Homebrew: improved Linux support (and a historical review of our Linux CI)
11-09, 19:25–19:45 (UTC), Room I

Homebrew is a free and open-source package manager, initially written for macOS. Linuxbrew, a fork of Homebrew for Linux, was created in 2012. In 2019, we announced the official support for Linux and Windows 10 (with Windows Subsystem for Linux). The Linux-specific code of the package manager was back-ported from Linuxbrew to the main Brew repository in 2018/2019.

But the story did not end there. The Linux packages were still living in a separate repository: linuxbrew-core. We had to migrate all the changes from the Linux repository to the main repository (homebrew-core). There were more than 5000 lines of code to be back-ported. We also started building Linux packages in homebrew-core, so we had to set up Linux CI along the existing macOS one. As this task is now almost completed and we will soon decommission linuxbrew-core, I would like to come back on the details of this epic migration. This talk will make a small retrospective on why it took us almost 2 years to finish the migration. I will also take the opportunity to discuss the setup of our Linux CI, and the issues we faced while doing so.
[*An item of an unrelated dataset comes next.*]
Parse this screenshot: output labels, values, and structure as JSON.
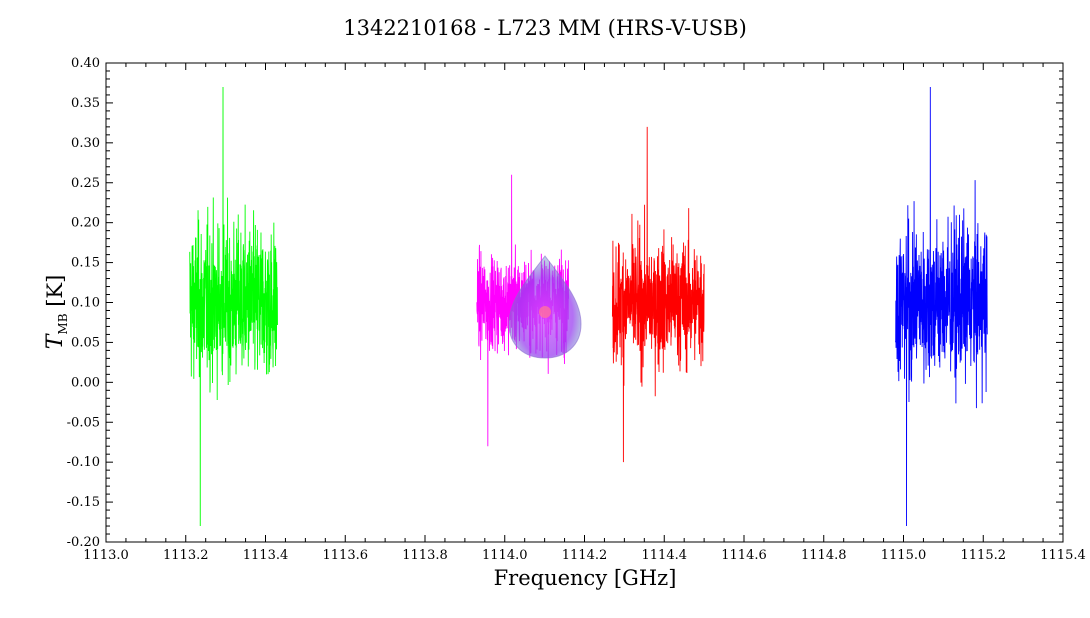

The talk will focus on a few topics related to the migration from linuxbrew-core to homebrew-core.

I will go through the way the linuxbrew-core repository co-existed with homebrew-core repository over the years, and why we needed to decommission linuxbrew-core. Keeping linuxbrew-core in sync with homebrew-core has drained a lot of energy out of multiple maintainers, and had become too complex. The current workflow also often broke packages for our Linux users, which was not acceptable. Ending the migration will give us time to finally focus on more interesting tasks and new features, help triage more issues and help our users more effectively.

I will also discuss different CI solutions we have used over the years to build binary packages: Docker hub, Travis, Circle.ci, Azure pipelines and finally GitHub Actions. As we initially did not have any funding for CI, we had to rely on free tiers, which caused a higher workload for maintainers, as a lot of manual intervention was needed. We even built some packages with our personal hardware when necessary.

One last topic I want to discuss is open source maintainer bandwidth, and why it took us two years to finalise the linuxbrew-core to homebrew-core migration. The number of packages to maintain, the number of maintainers, and more importantly the number of maintainers willing to do ops and fix things in the package manager itself will be discussed. Also, I will have a quick look at the financial aspect when it comes to setup CI for a project as big as Homebrew.

I am a Python developer with more than 9 years of experience. I also have 3 years of experience in Java programming.

I am an open-source enthusiast. I am part of Homebrew's technical committee (the missing package manager for Mac (or Linux)): https://github.com/Homebrew/brew. I am also the lead maintainer of the Linuxbrew/homebrew-core project, and of the pygccxml Python library. Check out my GitHub account: https://github.com/iMichka.

I have a PhD in Physics from the University of Lille 1 (France). I speak French, German, English and Luxembourgish. I regularly run marathons (and sometimes even longer distances than that).